Bklyn Sounds 6/13/2023 - 6/19/2023 + Vision Festival
A preview of (and a ticket discount for) New York’s great free jazz festival + Shows: musclecars' Juneteenth block party / “You Are My Friend: A Tribute to Sylvester” / Marc Ribot's Ceramic Dog / +
The reason I think of the Vision Festival as one of New York’s great musical events is because of how deeply rooted it is in the energy and sound of this city. Every year for most of the past 27 — and again this week at Roulette — Vision features a program of music (often labeled “free” or “spiritual jazz”) that simply can not happen anywhere else. There’s a unique topographical consciousness at play here. Most “jazz” festivals and big performances that take place around this town have some sort of equivalent in other musically astute centers of the world. Yet Vision, with its constant access to secret timeless truths and new sounds, is at once explicitly local and deeply universal.
That’s because when Vision was founded in 1996 — by among others Arts For Art’s Patricia Nicholson (partner of the great bassist, William Parker) — it was specifically done to create a space for the community’s sound, which at the time was being ignored not only by the jazz police, but also by the city’s more-avant institutions, even its Downtown coterie. Vision Festival suggested strength could be found in numbers: getting many musicians to gig together, in front of audiences attracted to a full bill of creative music more so than to individual performances. In its opening year it hosted local improvising fixtures/future Vision regulars like Parker, pianists Cooper-Moore and Matthew Shipp, saxophonists Daniel Carter and David S. Ware, and drummer Andrew Cyrille, among others; there were famed community members, including poet Amiri Baraka, Art Ensemble of Chicago co-founder Joseph Jarman, drummer Milford Graves, and John Coltrane’s former bandmates, drummer Rashied Ali and bassist Reggie Workman; and there were musically adjacent visitors like Sonic Youth guitarist Thurston Moore and German saxophonist Peter Brötzmann.
This week’s 27th annual installment of Vision shows that the formula behind the uniquely narrow mission with a broad perspective has remained steadfast: Present this music’s current cornerstones still creating new work, celebrate its legends, give space to younger adherents, and leave room for the contiguous directions the living music is expanding into. When it works, it’s a healthy ecosystem.

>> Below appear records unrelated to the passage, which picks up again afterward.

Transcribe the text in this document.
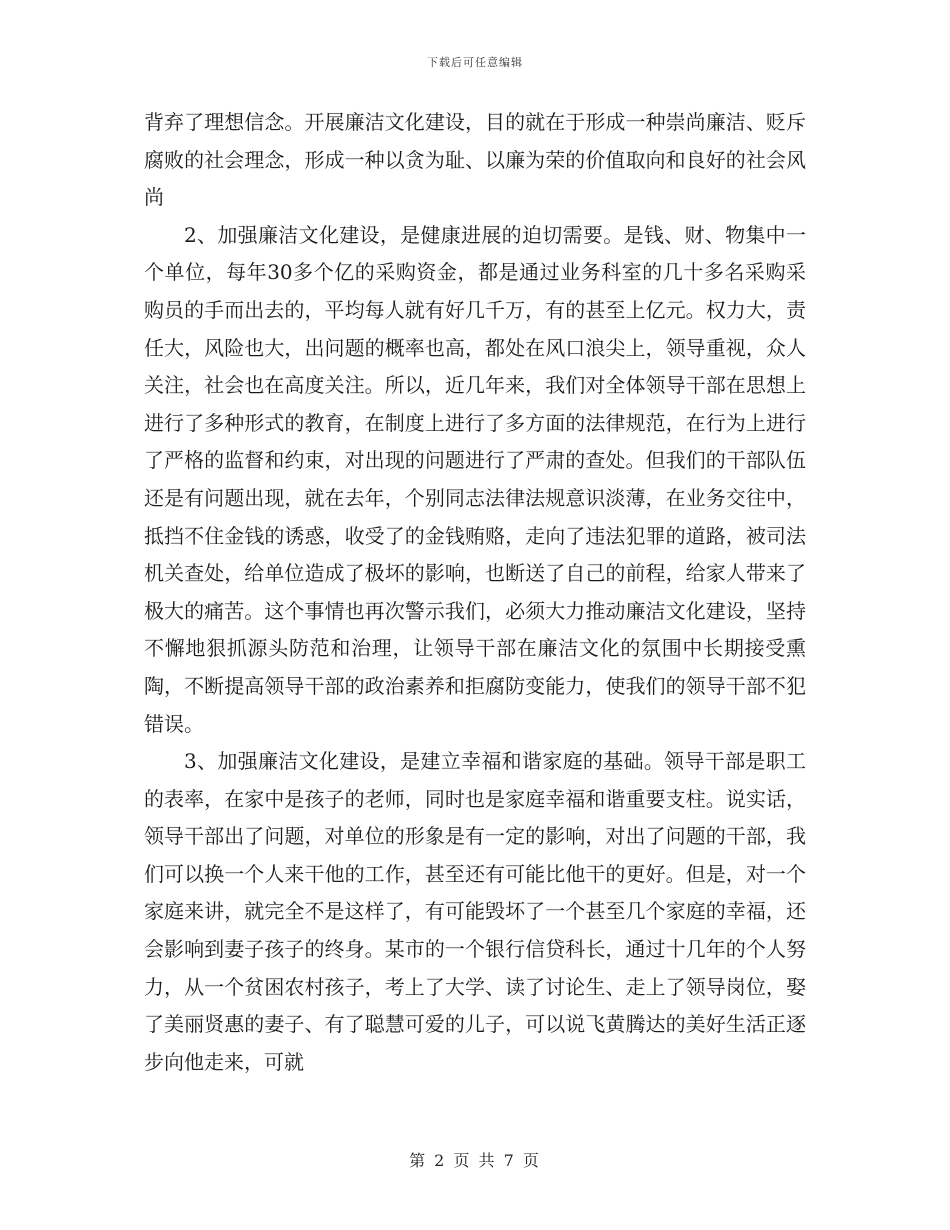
下载后可任意编辑

背弃了理想信念。开展廉洁文化建设，目的就在于形成一种崇尚廉洁、贬斥腐败的社会理念，形成一种以贪为耻、以廉为荣的价值取向和良好的社会风尚

2、加强廉洁文化建设，是健康进展的迫切需要。是钱、财、物集中一个单位，每年30多个亿的采购资金，都是通过业务科室的几十多名采购采购员的手而出去的，平均每人就有好几千万，有的甚至上亿元。权力大，责任大，风险也大，出问题的概率也高，都处在风口浪尖上，领导重视，众人关注，社会也在高度关注。所以，近几年来，我们对全体领导干部在思想上进行了多种形式的教育，在制度上进行了多方面的法律规范，在行为上进行了严格的监督和约束，对出现的问题进行了严肃的查处。但我们的干部队伍还是有问题出现，就在去年，个别同志法律法规意识淡薄，在业务交往中，抵挡不住金钱的诱惑，收受了的金钱贿赂，走向了违法犯罪的道路，被司法机关查处，给单位造成了极坏的影响，也断送了自己的前程，给家人带来了极大的痛苦。这个事情也再次警示我们，必须大力推动廉洁文化建设，坚持不懈地狠抓源头防范和治理，让领导干部在廉洁文化的氛围中长期接受熏陶，不断提高领导干部的政治素养和拒腐防变能力，使我们的领导干部不犯错误。

3、加强廉洁文化建设，是建立幸福和谐家庭的基础。领导干部是职工的表率，在家中是孩子的老师，同时也是家庭幸福和谐重要支柱。说实话，领导干部出了问题，对单位的形象是有一定的影响，对出了问题的干部，我们可以换一个人来干他的工作，甚至还有可能比他干的更好。但是，对一个家庭来讲，就完全不是这样了，有可能毁坏了一个甚至几个家庭的幸福，还会影响到妻子孩子的终身。某市的一个银行信贷科长，通过十几年的个人努力，从一个贫困农村孩子，考上了大学、读了讨论生、走上了领导岗位，娶了美丽贤惠的妻子、有了聪慧可爱的儿子，可以说飞黄腾达的美好生活正逐步向他走来，可就

第 2 页 共 7 页
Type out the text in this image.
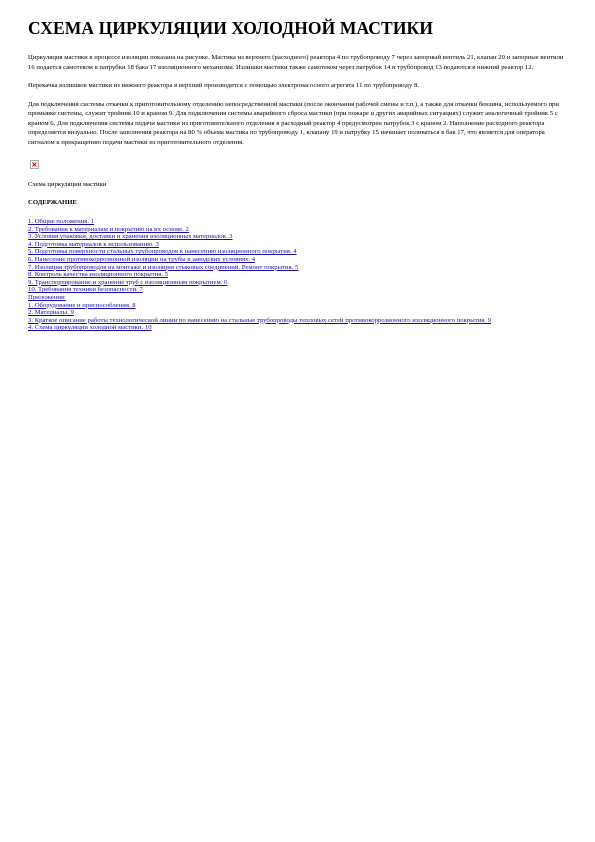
СХЕМА ЦИРКУЛЯЦИИ ХОЛОДНОЙ МАСТИКИ

Циркуляция мастики в процессе изоляции показана на рисунке. Мастика из верхнего (расходного) реактора 4 по трубопроводу 7 через запорный вентиль 21, клапан 20 и запорные вентили 16 подается самотеком в патрубки 18 бака 17 изоляционного механизма. Излишки мастики также самотеком через патрубок 14 и трубопровод 13 подаются в нижний реактор 12.

Перекачка излишков мастики из нижнего реактора в верхний производится с помощью электронасосного агрегата 11 по трубопроводу 8.

Для подключения системы откачки к приготовительному отделению непосредственной мастики (после окончания рабочей смены и т.п.), а также для откачки бензина, используемого при промывке системы, служит тройник 10 и краном 9. Для подключения системы аварийного сброса мастики (при пожаре и других аварийных ситуациях) служит аналогичный тройник 5 с краном 6. Для подключения системы подачи мастики из приготовительного отделения в расходный реактор 4 предусмотрен патрубок 3 с краном 2. Наполнение расходного реактора определяется визуально. После заполнения реактора на 80 % объема мастика по трубопроводу 1, клапану 19 и патрубку 15 начинает поливаться в бак 17, что является для оператора сигналом к прекращению подачи мастики из приготовительного отделения.

Схема циркуляции мастики
СОДЕРЖАНИЕ
1. Общие положения. 1
2. Требования к материалам и покрытию на их основе. 2
3. Условия упаковки, доставки и хранения изоляционных материалов. 3
4. Подготовка материалов к использованию. 3
5. Подготовка поверхности стальных трубопроводов к нанесению изоляционного покрытия. 4
6. Нанесение противокоррозионной изоляции на трубы в заводских условиях. 4
7. Изоляция трубопроводов на монтаже и изоляция стыковых соединений. Ремонт покрытия. 5
8. Контроль качества изоляционного покрытия. 5
9. Транспортирование и хранение труб с изоляционным покрытием. 6
10. Требования техники безопасности. 7
Приложения:
1. Оборудование и приспособления. 8
2. Материалы. 9
3. Краткое описание работы технологической линии по нанесению на стальные трубопроводы тепловых сетей противокоррозионного изоляционного покрытия. 9
4. Схема циркуляции холодной мастики. 10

This year’s celebrations of exceptional veterans making new music includes an opening night devoted to the many permutations of work by French bassist Joëlle Léandre, who will be receiving this year’s Lifetime Achievement award; and the festival’s closing set will be a group led by one of that first year’s participants, Reggie Workman Celebration Band, which will feature the mighty Jason Moran on piano. 2023’s big tribute sets to now-classic musicians whose stature garners museum shows (and bumper stickers) are led by legends-in-the-making. Wednesday will see Chicago drummer Hamid Drake’s Turiya (featuring, among others, Joshua Abrams on bass and James Brandon Lewis on saxophone) perform a program “Honoring Alice Coltrane”; and Sunday’s schedule includes drummer Kahil El’Zabar’s great Ethnic Heritage Ensemble playing a “Don Cherry Tribute” (with the exquisite Dwight Trible on vocals). There are also sets by bands whose leaders I’d comfortably categorize as contemporary giants — bassoonist Karen Borca, bassist Mark Dresser, pianist Matthew Shipp, trombonist Dick Griffin, and violist Melanie Dyer, among others.
But if there’s one thing that’s made me appreciate Vision even more as the years have flown, it’s how much “next” music they’ve brought into the fold - and the quality of it. Some by relatively young musicians and groups; some by improvising lifers and great non-New Yorkers making incredible sounds outside the spotlight; and some that’s just not been presented in town. This leaves Vision’s program in a constant state of healthy rejuvenating flux, and makes for some of the most interesting music of the week. So in the spirit of “music recommendation,” here are some favorite upcoming sets of “new” music at this year’s Vision Festival.
Gerald Cleaver Black Host (Wed. 6/14, 7p) - This may not be drummer Cleaver’s synth/electronics-based music, but this freewheeling, noisy group of intergenerational all-stars swings like techno modernists rather than throwbacks. Dig this band: Cooper-Moore (piano, synth), Brandon Seabrook (guitar), Darius Jones (alto saxophone) Dezron Douglas and Brandon Lopez (bass).
Brahja: Watermelancholia (Thurs. 6/15, 7p) - Brahja is alto saxophonist/keyboardist Devin Waldman four-reed spiritual groove attack, and Watermelancholia is the incredible album he sneaked out in December that has remained shockingly under-lauded. Lots of great horn harmonies and dissonances floating through this music.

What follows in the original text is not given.